Festival Détours de Babel

du 17 mars au 7 avril 2017 « Mythes et légendes »

« Plutôt que de raconter, comme le fait l’histoire, le rôle du mythe semble être de répéter, comme le fait la musique. » Gilbert Durand

Imaginez la guitare de Serge Teyssot-Gay dialoguant avec Hal 9000, le super calculateur de 2001 Odyssée de l’espace, imaginez Faust qui décide d’écrire un opéra délirant aux multiples déroulements, imaginez un chœur d’enfants qui poursuit King Kong dans la jungle sous la baguette de Raoul Lay, ou un autre qui chante, avec Jean-François Vrod et le quatuor Béla, un opéra 3.0, dans un futur imaginé en proie aux bouleversements climatiques…

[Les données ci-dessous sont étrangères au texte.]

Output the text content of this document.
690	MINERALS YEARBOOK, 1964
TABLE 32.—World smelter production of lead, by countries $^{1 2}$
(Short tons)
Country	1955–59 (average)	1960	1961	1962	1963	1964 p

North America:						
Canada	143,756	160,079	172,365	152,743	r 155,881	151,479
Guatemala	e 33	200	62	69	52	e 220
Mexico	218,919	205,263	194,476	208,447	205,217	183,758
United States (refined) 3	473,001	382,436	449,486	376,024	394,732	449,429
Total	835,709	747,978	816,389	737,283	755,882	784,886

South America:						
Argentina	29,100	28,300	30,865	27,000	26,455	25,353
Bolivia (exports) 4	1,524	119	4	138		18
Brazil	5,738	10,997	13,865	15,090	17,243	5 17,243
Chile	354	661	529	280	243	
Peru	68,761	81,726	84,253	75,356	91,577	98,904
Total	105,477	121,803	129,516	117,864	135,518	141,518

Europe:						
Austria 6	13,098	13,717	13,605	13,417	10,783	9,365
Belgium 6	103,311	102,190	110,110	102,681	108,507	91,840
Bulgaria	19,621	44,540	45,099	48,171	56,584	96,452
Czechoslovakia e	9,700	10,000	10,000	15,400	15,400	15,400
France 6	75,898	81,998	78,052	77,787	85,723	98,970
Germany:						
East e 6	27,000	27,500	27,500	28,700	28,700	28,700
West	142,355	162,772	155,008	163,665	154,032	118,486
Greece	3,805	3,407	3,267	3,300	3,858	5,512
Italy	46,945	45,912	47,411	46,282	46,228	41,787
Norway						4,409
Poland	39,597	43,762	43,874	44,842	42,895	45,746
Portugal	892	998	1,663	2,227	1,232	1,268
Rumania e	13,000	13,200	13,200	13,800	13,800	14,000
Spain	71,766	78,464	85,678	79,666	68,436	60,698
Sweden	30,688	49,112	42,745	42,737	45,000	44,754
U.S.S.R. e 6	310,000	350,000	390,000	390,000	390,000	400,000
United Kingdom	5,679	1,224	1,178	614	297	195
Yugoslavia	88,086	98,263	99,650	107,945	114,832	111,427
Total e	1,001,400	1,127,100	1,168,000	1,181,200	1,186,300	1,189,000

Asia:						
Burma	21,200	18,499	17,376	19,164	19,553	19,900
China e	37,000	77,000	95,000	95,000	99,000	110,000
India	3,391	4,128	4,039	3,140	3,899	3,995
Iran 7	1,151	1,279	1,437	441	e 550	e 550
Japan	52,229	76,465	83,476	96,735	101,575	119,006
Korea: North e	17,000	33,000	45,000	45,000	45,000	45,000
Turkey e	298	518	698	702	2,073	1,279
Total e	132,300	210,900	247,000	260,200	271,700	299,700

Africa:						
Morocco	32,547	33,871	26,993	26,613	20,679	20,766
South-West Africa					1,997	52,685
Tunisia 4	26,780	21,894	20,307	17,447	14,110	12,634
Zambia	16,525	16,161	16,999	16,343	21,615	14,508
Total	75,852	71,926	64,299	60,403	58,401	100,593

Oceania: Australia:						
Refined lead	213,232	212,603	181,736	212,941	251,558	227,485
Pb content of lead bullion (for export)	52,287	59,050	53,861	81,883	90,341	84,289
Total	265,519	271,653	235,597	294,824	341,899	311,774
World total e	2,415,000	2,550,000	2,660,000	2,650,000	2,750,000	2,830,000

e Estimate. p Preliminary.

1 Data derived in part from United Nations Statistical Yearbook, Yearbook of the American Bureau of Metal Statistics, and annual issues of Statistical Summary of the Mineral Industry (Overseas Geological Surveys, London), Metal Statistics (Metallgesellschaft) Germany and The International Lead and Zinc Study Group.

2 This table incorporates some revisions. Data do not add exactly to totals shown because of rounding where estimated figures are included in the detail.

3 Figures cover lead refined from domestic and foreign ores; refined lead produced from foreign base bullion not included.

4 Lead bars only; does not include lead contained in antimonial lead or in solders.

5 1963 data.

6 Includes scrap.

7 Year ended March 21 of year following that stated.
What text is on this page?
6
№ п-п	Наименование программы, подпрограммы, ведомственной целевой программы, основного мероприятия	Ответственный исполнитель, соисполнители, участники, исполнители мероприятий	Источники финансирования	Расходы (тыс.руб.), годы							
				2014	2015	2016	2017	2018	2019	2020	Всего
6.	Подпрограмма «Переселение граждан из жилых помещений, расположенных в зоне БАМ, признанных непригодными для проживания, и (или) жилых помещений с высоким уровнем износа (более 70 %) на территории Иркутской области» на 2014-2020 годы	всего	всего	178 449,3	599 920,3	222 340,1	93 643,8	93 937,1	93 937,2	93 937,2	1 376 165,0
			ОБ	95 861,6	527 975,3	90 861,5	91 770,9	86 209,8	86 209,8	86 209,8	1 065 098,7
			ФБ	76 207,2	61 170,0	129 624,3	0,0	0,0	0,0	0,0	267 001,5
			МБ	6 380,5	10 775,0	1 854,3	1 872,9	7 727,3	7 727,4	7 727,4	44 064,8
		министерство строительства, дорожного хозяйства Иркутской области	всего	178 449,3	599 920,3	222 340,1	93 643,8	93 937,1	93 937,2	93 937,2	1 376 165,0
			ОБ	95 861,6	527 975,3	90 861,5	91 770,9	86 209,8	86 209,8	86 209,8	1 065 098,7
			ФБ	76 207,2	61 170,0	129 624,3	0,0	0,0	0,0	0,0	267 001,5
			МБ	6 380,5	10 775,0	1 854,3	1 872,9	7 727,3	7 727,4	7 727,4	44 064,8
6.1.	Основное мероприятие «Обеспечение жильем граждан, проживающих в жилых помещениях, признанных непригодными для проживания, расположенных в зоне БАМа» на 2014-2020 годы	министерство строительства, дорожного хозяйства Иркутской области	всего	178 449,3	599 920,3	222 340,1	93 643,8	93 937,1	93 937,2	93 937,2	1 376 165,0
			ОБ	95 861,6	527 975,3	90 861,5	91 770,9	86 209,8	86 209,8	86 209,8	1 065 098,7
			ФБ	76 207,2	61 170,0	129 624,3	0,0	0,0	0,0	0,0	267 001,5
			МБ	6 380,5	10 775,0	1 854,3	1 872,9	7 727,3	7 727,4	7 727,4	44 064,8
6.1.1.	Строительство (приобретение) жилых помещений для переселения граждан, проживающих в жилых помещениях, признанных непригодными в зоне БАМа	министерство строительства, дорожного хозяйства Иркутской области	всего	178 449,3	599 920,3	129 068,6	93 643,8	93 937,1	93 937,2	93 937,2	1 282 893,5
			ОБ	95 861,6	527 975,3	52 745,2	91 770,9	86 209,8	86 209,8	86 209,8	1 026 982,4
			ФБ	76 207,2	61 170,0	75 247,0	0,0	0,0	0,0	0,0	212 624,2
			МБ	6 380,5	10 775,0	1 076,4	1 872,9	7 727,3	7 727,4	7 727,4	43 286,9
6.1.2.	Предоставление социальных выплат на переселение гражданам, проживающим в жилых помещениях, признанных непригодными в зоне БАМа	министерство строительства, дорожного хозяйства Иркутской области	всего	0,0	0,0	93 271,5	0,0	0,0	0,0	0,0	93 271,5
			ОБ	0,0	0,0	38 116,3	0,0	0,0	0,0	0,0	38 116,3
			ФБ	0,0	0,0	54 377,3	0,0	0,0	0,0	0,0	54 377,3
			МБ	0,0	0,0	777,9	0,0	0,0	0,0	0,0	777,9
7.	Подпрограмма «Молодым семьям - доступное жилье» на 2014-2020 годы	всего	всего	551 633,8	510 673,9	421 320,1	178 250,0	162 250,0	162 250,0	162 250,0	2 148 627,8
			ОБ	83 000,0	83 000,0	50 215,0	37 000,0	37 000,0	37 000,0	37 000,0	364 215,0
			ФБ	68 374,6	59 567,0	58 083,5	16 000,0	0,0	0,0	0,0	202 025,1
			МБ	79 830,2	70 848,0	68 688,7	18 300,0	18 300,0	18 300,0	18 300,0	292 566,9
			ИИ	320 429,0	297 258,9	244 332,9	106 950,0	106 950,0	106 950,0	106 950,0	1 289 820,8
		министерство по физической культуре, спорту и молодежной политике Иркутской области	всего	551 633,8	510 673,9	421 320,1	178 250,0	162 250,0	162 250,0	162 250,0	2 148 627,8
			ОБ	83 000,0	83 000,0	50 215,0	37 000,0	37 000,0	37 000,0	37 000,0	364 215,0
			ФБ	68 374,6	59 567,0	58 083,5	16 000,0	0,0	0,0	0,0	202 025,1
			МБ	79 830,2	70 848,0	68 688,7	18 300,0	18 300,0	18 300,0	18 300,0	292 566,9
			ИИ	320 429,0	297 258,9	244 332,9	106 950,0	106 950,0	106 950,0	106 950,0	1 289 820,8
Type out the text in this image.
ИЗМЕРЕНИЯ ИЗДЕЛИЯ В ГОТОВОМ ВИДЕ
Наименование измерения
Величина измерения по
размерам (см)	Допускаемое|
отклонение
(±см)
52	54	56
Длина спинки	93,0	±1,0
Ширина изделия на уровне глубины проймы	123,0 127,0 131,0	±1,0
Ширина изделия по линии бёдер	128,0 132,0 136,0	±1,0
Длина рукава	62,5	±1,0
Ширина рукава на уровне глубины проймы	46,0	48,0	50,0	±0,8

Imaginez encore la rencontre dansée des dieux de la mythologie grecque et des génies africains par Alexandros Markeas, les divinités yoruba des rituels vaudou métamorphosées par Omar Sosa et Jacques Schwarz-Bart, le destin de Shéhérazade des contes des Mille et Une nuits transposés par Abdel Sefsaf dans le Moyen-Orient d’aujourd’hui.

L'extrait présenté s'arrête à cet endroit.